At a time when democracy is in decline throughout the world, the value of the Taiwanese example is enhanced and made even more precious. For this reason, too, it is inconceivable that Washington would give in to Chinese demands and reduce its support for Taipei in order to force it to reach a political compromise with Beijing, let alone enter into unification negotiations with the mainland. The fact that, since 2020, the "six guarantees" secretly given to Taiwan in July 1982 have been made public and are regularly referred to by the US government underscores how essential it is for the United States to maintain the status quo in the Strait. Those guarantees include a promise not to force Taipei into negotiations with Beijing, not to mediate between the two capitals and not to stop arms sales to Taiwan. They also include the fact that, for Washington, Taiwan's international status remains undetermined. However, for the United States, as for all democratic countries, the Taiwanese have the right to decide their future: independence, status quo, or unification with the mainland. The vast majority of Taiwanese have long supported the status quo, and if there has been a shift, it is toward independence rather than unification, at least as long as the People's Republic remains an authoritarian regime.

Re-elected in 2020, Tsai will retire in 2024. Her party is far from popular, suffering an electoral defeat in local elections in November 2022. However, the result of the presidential and parliamentary elections in January 2024 is far from much to be sure. The PDP can stay in power if they can agree on a credible candidate and stick together.
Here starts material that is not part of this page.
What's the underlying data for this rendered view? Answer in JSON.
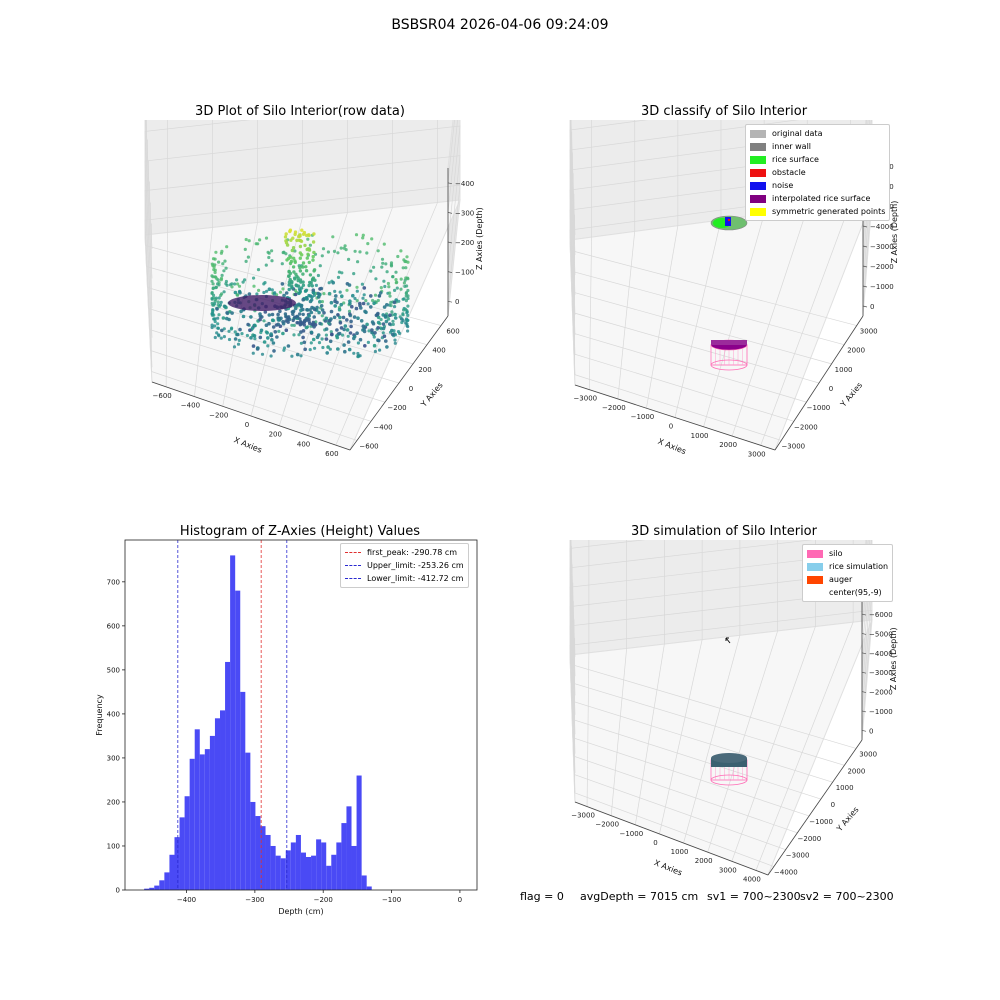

However, the KMT will most likely win the election as many Taiwanese want to change their political majority and hand over the reins of the country to a new team. That is the virtue of democracy. In any case, as has already been mentioned, relations with People's China will not be seen to be fundamentally modified, even though some timid detente may appear. In fact, even if the KMT were in a position to re-establish a communication channel with Beijing, it absolutely does not wish to do so, nor could it enter into political negotiations with that capital, since such a measure would provoke negative reactions in Taiwanese society.

Thus, to the extent that there is a consensus in Taiwan, it is a consensus around the preservation of the DRC's sovereignty and security, the protection of its democracy, and the maintenance of the status quo in the Straits.

It seems clear. Taiwan is more important than its geographical and human mass allows to suppose. The island has an advanced and dynamic economy. It is on the front line between the US security apparatus in the Indo-Pacific and the PRC. It is also a source of democratic hope in a world increasingly tempted by authoritarianism and war.

Its future depends above all on the Taiwanese, on their ability to further consolidate democracy, but also on their willingness to better guarantee security and de facto independence. It also depends on the United States and its allies in the area. And, furthermore, it depends on us, the Europeans, who, although geographically distant, can do more to avoid conflict and ensure the peaceful future of the island. If Taiwan's democracy is endangered, we will all be affected. If it prospers, our own democracy and our future will be more secure.

Jean-Pierre Cabestan is a researcher at the Asia Centre, Paris.